Le présent en contrechamp

Comme en écho à cette rétrospective, on pouvait découvrir en compétition le film Desert Haze de Sofie Benoot, qui s’intéresse lui à une autre zone du sud des États-Unis : l’Ouest et son désert. Son étude prend cependant une tout autre forme, moins incarnée : ici prévalent les plans fixes, frontaux, et souvent symétriques. Dans ces cadres, des lieux et des personnes qui nous en donnent leurs propres clés. À travers ces différents regards se reflète de façon subtile toute l’histoire des États-Unis, le désert représentant à la fois la conquête d’un territoire – et étant à ce titre toujours source de fantasmes divers et variés – et l’emprise progressive dont il a pu faire l’objet. C’est aussi une sorte d’enclave où l’on a pu circonscrire l’indésirable – les Japonais vivant aux États-Unis durant la Seconde Guerre mondiale ou les radiations des essais nucléaires. Malgré le caractère quelque peu systématique du film, la densité de son propos et la finesse avec laquelle ils se déploient sont convaincantes.
À l’est, du nouveau
Outre l’ouest des États-Unis, un certain ombre de films nous venaient de l’est de l’Europe (et au-delà). On a ainsi pu découvrir la nouvelle œuvre d’une autre formaliste, la Lettone Laila Pakalnina. Dans Hotel and a Ball, elle filme la juxtaposition de deux espaces : un hôtel et un terrain de sport. Le point de vue se détache ici absolument de la perception humaine, les cadres vont à l’encontre du mouvement naturel du regard en découpant les corps et les lieux pour en isoler des détails. Laila Pakalnina rompt ainsi avec notre idée habituelle de sens. Elle relie des sons et des images qui, bien qu’originellement distincts, semblent se synchroniser, des formes qui se répondent ou montre au contraire des actions qui se côtoient mais que rien ne relie. Elle donne ainsi naissance à un monde encore plus absurde que le nôtre, susceptible de provoquer de cathartiques éclats de rire.

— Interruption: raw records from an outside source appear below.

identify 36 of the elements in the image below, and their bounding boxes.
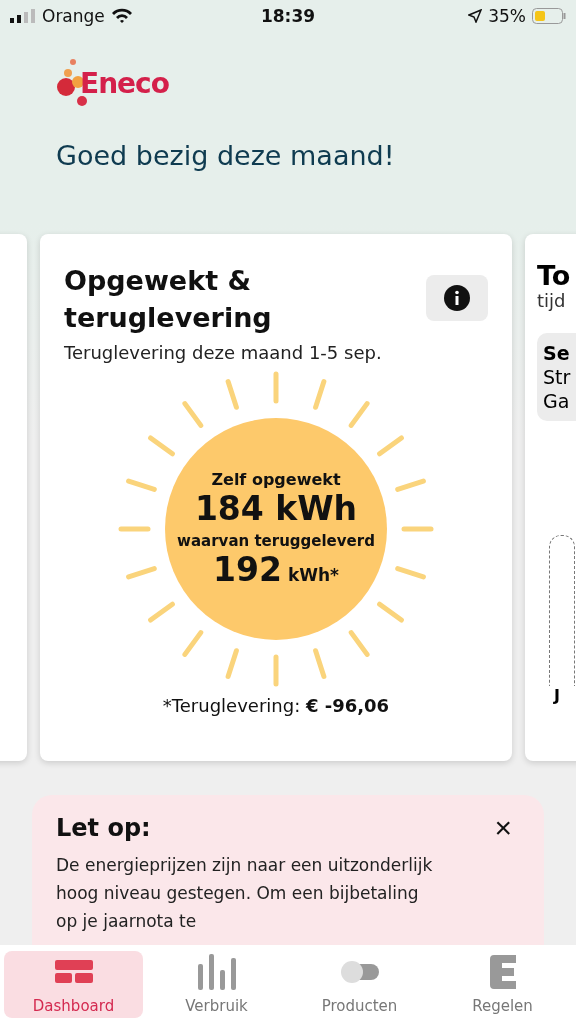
nav-tab[interactable]: Regelen: [433, 950, 572, 1018]
card-subtitle: tijd: [537, 290, 567, 311]
summary-line: Se: [543, 341, 571, 365]
notice-title: Let op:: [56, 814, 151, 843]
logo-wordmark: Eneco: [80, 67, 169, 101]
letter-e-icon: [489, 955, 516, 990]
wifi-icon: [110, 7, 133, 24]
returned-value: 192: [213, 549, 282, 589]
clock-time: 18:39: [260, 5, 316, 26]
returned-unit: kWh*: [287, 564, 339, 585]
dashboard-icon: [54, 960, 93, 985]
nav-tab[interactable]: Dashboard: [4, 950, 143, 1018]
greeting-heading: Goed bezig deze maand!: [56, 139, 396, 171]
battery-percentage: 35%: [488, 5, 526, 26]
return-footnote: *Teruglevering: € -96,06: [161, 695, 391, 716]
nav-tab[interactable]: Verbruik: [147, 950, 286, 1018]
toggle-icon: [340, 961, 379, 984]
summary-line: Ga: [543, 389, 571, 413]
summary-line: Str: [543, 365, 572, 389]
bar-chart-icon: [197, 954, 236, 991]
info-button[interactable]: [426, 275, 488, 321]
card-title: Opgewekt & teruglevering: [64, 264, 273, 335]
axis-label: J: [554, 686, 561, 705]
generated-label: Zelf opgewekt: [211, 469, 341, 489]
card-subtitle: Teruglevering deze maand 1-5 sep.: [64, 342, 383, 363]
returned-label: waarvan teruggeleverd: [177, 531, 375, 550]
info-icon: [444, 285, 470, 311]
battery-icon: [532, 7, 566, 24]
notice-text: De energieprijzen zijn naar een uitzonderlijk hoog niveau gestegen. Om een bijbetaling op je jaarnota te: [56, 854, 434, 934]
generated-value: 184 kWh: [194, 488, 358, 528]
carrier-name: Orange: [42, 5, 105, 26]
nav-tab[interactable]: Producten: [290, 950, 429, 1018]
location-arrow-icon: [468, 8, 483, 23]
close-button[interactable]: ×: [486, 813, 520, 844]
card-title: To: [537, 262, 572, 290]
signal-icon: [10, 8, 36, 23]
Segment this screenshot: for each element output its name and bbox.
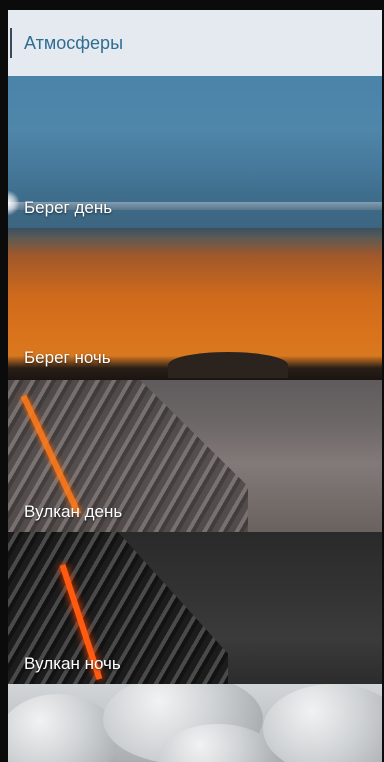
dune-silhouette (168, 352, 288, 378)
atmosphere-card-coast-day[interactable]: Берег день (8, 76, 382, 228)
atmosphere-card-stones[interactable] (8, 684, 382, 762)
sun-glow (8, 190, 20, 216)
atmosphere-label: Вулкан ночь (24, 654, 121, 673)
stone-shape (8, 694, 118, 762)
app-frame: Атмосферы Берег день Берег ночь Вулкан д… (0, 0, 384, 762)
stone-shape (263, 684, 382, 762)
atmosphere-label: Берег день (24, 198, 113, 217)
page-title: Атмосферы (24, 33, 124, 53)
header-accent-line (10, 28, 12, 58)
atmosphere-card-volcano-day[interactable]: Вулкан день (8, 380, 382, 532)
atmospheres-panel: Атмосферы Берег день Берег ночь Вулкан д… (8, 10, 382, 762)
header-bar: Атмосферы (8, 10, 382, 77)
atmosphere-label: Берег ночь (24, 348, 111, 367)
atmosphere-label: Вулкан день (24, 502, 123, 521)
atmosphere-card-coast-night[interactable]: Берег ночь (8, 228, 382, 380)
atmosphere-card-volcano-night[interactable]: Вулкан ночь (8, 532, 382, 684)
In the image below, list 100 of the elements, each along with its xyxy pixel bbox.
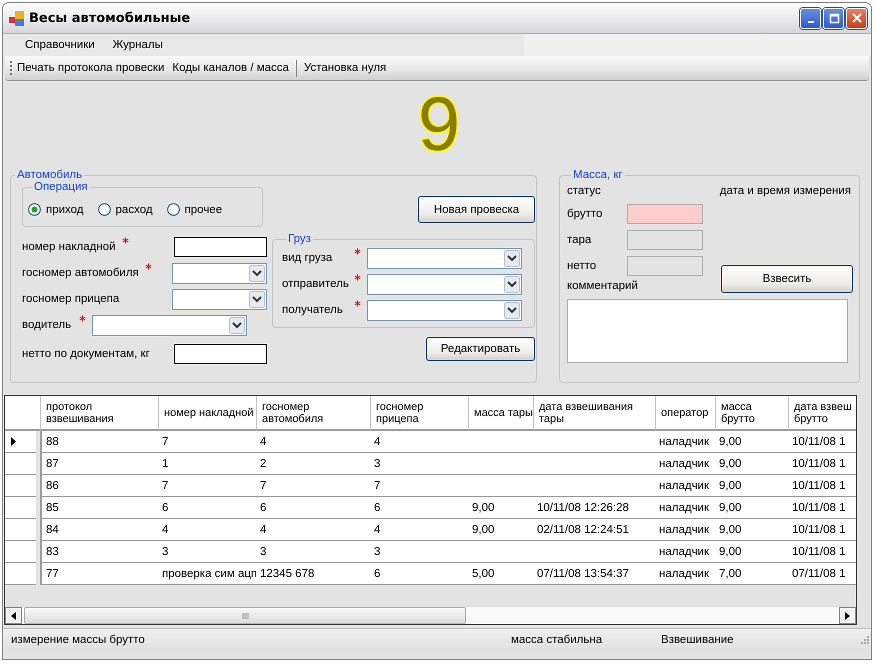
new-weighing-button[interactable]: Новая провеска xyxy=(418,196,535,223)
table-cell: 88 xyxy=(40,431,158,453)
edit-button[interactable]: Редактировать xyxy=(426,337,535,361)
close-button[interactable] xyxy=(846,8,867,28)
row-header[interactable] xyxy=(5,431,36,453)
status-text: Взвешивание xyxy=(661,634,734,646)
table-cell: 9,00 xyxy=(715,475,788,497)
toolbar-button[interactable]: Установка нуля xyxy=(300,62,390,74)
menu-item[interactable]: Справочники xyxy=(16,39,104,51)
table-cell: 4 xyxy=(370,519,468,541)
menu-item[interactable]: Журналы xyxy=(104,39,172,51)
dropdown-field[interactable] xyxy=(172,288,267,310)
field-label: комментарий xyxy=(567,280,638,292)
table-cell: 07/11/08 13:54:37 xyxy=(533,563,655,585)
column-header[interactable]: госномер автомобиля xyxy=(256,396,370,431)
scroll-right-icon xyxy=(845,612,850,620)
window-title: Весы автомобильные xyxy=(29,10,192,26)
column-header[interactable]: госномер прицепа xyxy=(370,396,468,431)
status-text: измерение массы брутто xyxy=(11,634,146,646)
table-cell: наладчик xyxy=(655,475,715,497)
table-cell: 3 xyxy=(158,541,256,563)
table-cell: 77 xyxy=(40,563,158,585)
table-cell: 9,00 xyxy=(715,497,788,519)
column-header[interactable]: масса тары xyxy=(468,396,533,431)
grip-icon xyxy=(9,60,13,76)
dropdown-field[interactable] xyxy=(92,314,248,336)
column-header[interactable]: дата взвеш брутто xyxy=(788,396,856,431)
table-cell: наладчик xyxy=(655,497,715,519)
field-label: дата и время измерения xyxy=(720,185,851,197)
table-cell: 10/11/08 1 xyxy=(788,431,856,453)
radio-button[interactable]: приход xyxy=(28,203,84,216)
table-cell: 9,00 xyxy=(715,541,788,563)
text-field[interactable] xyxy=(174,344,267,364)
comment-field[interactable] xyxy=(567,299,848,363)
table-cell: 5,00 xyxy=(468,563,533,585)
dropdown-field[interactable] xyxy=(172,262,267,284)
toolbar-button[interactable]: Печать протокола провески xyxy=(13,62,168,74)
table-cell: 1 xyxy=(158,453,256,475)
table-cell: 10/11/08 1 xyxy=(788,541,856,563)
minimize-button[interactable] xyxy=(800,8,821,28)
grip-icon xyxy=(242,612,248,618)
table-cell: 10/11/08 1 xyxy=(788,475,856,497)
resize-grip-icon xyxy=(859,634,871,646)
toolbar-button[interactable]: Коды каналов / масса xyxy=(168,62,293,74)
table-cell: 12345 678 xyxy=(256,563,370,585)
table-cell: 02/11/08 12:24:51 xyxy=(533,519,655,541)
group-title: Операция xyxy=(33,181,89,193)
field-label: госномер автомобиля xyxy=(22,267,139,279)
column-header[interactable]: номер накладной xyxy=(158,396,256,431)
table-cell: 7 xyxy=(256,475,370,497)
table-cell: 3 xyxy=(256,541,370,563)
table-cell: 4 xyxy=(256,431,370,453)
table-cell: 3 xyxy=(370,541,468,563)
minimize-icon xyxy=(808,20,814,22)
field-label: брутто xyxy=(567,208,604,220)
table-cell: 07/11/08 1 xyxy=(788,563,856,585)
table-cell: 7 xyxy=(158,431,256,453)
maximize-icon xyxy=(828,12,840,24)
field-label: вид груза xyxy=(282,252,334,264)
table-cell: 83 xyxy=(40,541,158,563)
table-cell: 9,00 xyxy=(715,453,788,475)
radio-button[interactable]: прочее xyxy=(166,203,222,216)
table-cell: наладчик xyxy=(655,453,715,475)
group-title: Автомобиль xyxy=(16,169,84,181)
table-cell: 7,00 xyxy=(715,563,788,585)
dropdown-field[interactable] xyxy=(367,274,522,294)
radio-button[interactable]: расход xyxy=(98,203,153,216)
table-cell: наладчик xyxy=(655,519,715,541)
table-cell: наладчик xyxy=(655,431,715,453)
table-cell: 9,00 xyxy=(468,519,533,541)
column-header[interactable]: оператор xyxy=(655,396,715,431)
column-header[interactable]: протокол взвешивания xyxy=(40,396,158,431)
field-label: тара xyxy=(567,234,592,246)
field-label: госномер прицепа xyxy=(22,293,120,305)
field-label: номер накладной xyxy=(22,241,116,253)
table-cell: 6 xyxy=(158,497,256,519)
table-cell: 4 xyxy=(370,431,468,453)
table-cell: 3 xyxy=(370,453,468,475)
field-label: отправитель xyxy=(282,278,350,290)
dropdown-field[interactable] xyxy=(367,300,522,320)
text-field[interactable] xyxy=(174,237,267,257)
table-cell: проверка сим ацп xyxy=(158,563,256,585)
table-cell: 7 xyxy=(158,475,256,497)
field-label: получатель xyxy=(282,304,344,316)
weigh-button[interactable]: Взвесить xyxy=(721,265,853,293)
table-cell: 6 xyxy=(370,497,468,519)
column-header[interactable]: дата взвешивания тары xyxy=(533,396,655,431)
dropdown-field[interactable] xyxy=(367,248,522,268)
table-cell: 9,00 xyxy=(715,519,788,541)
maximize-button[interactable] xyxy=(823,8,844,28)
table-cell: наладчик xyxy=(655,541,715,563)
table-cell: 86 xyxy=(40,475,158,497)
table-cell: 87 xyxy=(40,453,158,475)
close-icon xyxy=(850,12,862,24)
app-icon xyxy=(9,10,24,26)
column-header[interactable]: масса брутто xyxy=(715,396,788,431)
table-cell: 10/11/08 12:26:28 xyxy=(533,497,655,519)
field-label: статус xyxy=(567,185,601,197)
table-cell: 9,00 xyxy=(468,497,533,519)
weight-display: 9 xyxy=(418,81,460,169)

Un certain goût pour l’absurde colore également le moyen métrage 1973 de Stefan Ivancic, qui nous emmène à Belgrade, sur les rives du Danube. Alors que celles-ci sont menacées de « réhabilitation », il en filme quelques habitants, notamment un homme qui vit de vente de ferraille de récupération et dort sur un vieux bateau. Avec un art savant de la narration, le réalisateur rend captivantes chaque seconde de ses longs plans fixes, chacune nous faisant pénétrer un peu plus avant dans cet environnement et dans l’état d’esprit de ses personnages qui véhiculent un parfum de passé.
Endless Escape, Eternal Return du cinéaste arménien Harutyun Khachatryan suit sur plus de vingt ans le parcours d’un homme exilé en Russie. Ce récit elliptique se déploie par vagues souterraines : alors que le personnage discute avec ses amis, pique-nique sur la neige ou raconte sa rencontre avec une famille d’ours, le dessin de sa personnalité formidable devient celui de l’exil lui-même, d’un rapport pétri de tristesse et d’espoir au pays abandonné et d’un statut d’apatride qui le réduit à une existence simplement et brutalement naturelle.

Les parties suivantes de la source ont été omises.